One could do the same for the SYK on a chip, and "real" wormhole. And of course nature likes to repeat itself.
EPR involves flat spacetime, not a wormhole in sight. Minkowski spacetime. ER is a section of a maximally extended vacuum solution of the Einsten equations that has existed eternally and cannot be brought into being by any known astrophysical process. Vacuum fluctuations are not spacetime fluctuations, insofar as they are in fact real fluctuations rather than mathcmatical accounting devices.
It seems that in this case, even if one were to accept that the duality allows one to say "create", the dual doesn't have a spacetime geometry, so it can't have been a wormhole in any plain sense.
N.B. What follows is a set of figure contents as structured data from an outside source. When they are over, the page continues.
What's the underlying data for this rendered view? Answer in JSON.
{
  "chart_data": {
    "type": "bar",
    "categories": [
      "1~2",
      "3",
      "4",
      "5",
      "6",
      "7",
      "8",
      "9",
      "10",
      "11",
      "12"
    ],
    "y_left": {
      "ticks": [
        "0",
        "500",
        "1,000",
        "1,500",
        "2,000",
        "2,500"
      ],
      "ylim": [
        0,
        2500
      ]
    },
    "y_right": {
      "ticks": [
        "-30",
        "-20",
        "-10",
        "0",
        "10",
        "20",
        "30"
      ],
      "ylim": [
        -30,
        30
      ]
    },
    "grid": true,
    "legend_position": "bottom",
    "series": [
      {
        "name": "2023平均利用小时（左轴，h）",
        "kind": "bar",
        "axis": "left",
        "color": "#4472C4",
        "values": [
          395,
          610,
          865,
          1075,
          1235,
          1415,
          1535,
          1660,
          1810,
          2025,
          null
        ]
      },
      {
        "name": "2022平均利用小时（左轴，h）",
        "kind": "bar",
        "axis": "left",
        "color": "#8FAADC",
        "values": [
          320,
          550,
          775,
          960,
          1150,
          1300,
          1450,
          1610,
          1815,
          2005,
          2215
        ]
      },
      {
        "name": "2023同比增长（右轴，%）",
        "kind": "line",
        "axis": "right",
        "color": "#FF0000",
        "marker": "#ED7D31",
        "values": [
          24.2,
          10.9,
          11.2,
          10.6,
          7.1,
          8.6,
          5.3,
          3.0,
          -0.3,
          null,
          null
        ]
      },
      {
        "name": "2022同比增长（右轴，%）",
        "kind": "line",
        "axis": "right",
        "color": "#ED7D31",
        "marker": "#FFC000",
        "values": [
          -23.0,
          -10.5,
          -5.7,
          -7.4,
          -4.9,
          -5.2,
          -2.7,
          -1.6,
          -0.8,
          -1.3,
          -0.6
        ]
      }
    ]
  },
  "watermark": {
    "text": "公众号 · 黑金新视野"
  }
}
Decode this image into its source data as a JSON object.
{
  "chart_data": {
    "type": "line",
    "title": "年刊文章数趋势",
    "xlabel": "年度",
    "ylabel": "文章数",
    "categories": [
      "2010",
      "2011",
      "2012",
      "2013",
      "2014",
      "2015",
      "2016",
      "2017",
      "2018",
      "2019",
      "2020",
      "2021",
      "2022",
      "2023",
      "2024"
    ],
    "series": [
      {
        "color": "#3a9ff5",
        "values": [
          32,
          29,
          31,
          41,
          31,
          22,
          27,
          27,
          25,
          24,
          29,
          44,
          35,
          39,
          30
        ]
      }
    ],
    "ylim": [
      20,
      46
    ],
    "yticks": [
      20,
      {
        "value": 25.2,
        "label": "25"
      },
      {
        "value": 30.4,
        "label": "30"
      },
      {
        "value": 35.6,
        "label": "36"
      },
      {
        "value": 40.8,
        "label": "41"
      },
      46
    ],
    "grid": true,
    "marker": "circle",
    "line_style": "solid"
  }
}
https://twitter.com/MBarkeshli/status/1598090966560231424
https://twitter.com/karch_andreas/status/1598101445311856640
I am confused even by the statement that "the actual experiment is very cool". It seems the use of a quantum computer for this demonstration was not particularly enlightening, the bulk of the work went into classical computations to simplify the calculation so that it could be run on less than 10 noisy qubits. Is there something cool we learned about quantum computation or the SYK model from this exercise? I'm not sure about the answer to that. I'm usually in the camp of loving condensed matter emergence and cold atom simulation, but I am not sure about this result being as enlightening.
I don't think you can make the slightest headway in understanding the slogan "ER=EPR" until you understand that AdS/CFT is a duality between a bulk gravitational theory (in an asymptotically-AdS spacetime) and a (non-gravitational) quantum field theory on the conformal boundary of that spacetime.
There's a limit (the "large-N" limit) in which the boundary QFT is quantum-mechanical, but the bulk theory is classical. We don't strictly need to be in that limit, but that's the easiest one to be in because, while classical GR is hard, quantum gravity is harder.
In any case, part of the correspondence involves a mapping between states of the QFT and bulk geometries (which is what a "state" is, in classical GR). Now you could ask, "What state of the QFT corresponds to having a wormhole geometry in the bulk?" And it's not terribly surprising that this is some entangled state in the QFT.
But there are lots of entangled states in a QFT, with varying degrees of entanglement. Famously, the vacuum state of a QFT is highly-entangled. But the vacuum state is dual to empty AdS; with not a wormhole in sight.
So, as a general statement, "ER=EPR" is too fuzzy to be useful. But there certainly are wormhole geometries and their boundary duals. That's what's being explored in this SYK/JT-gravity setup.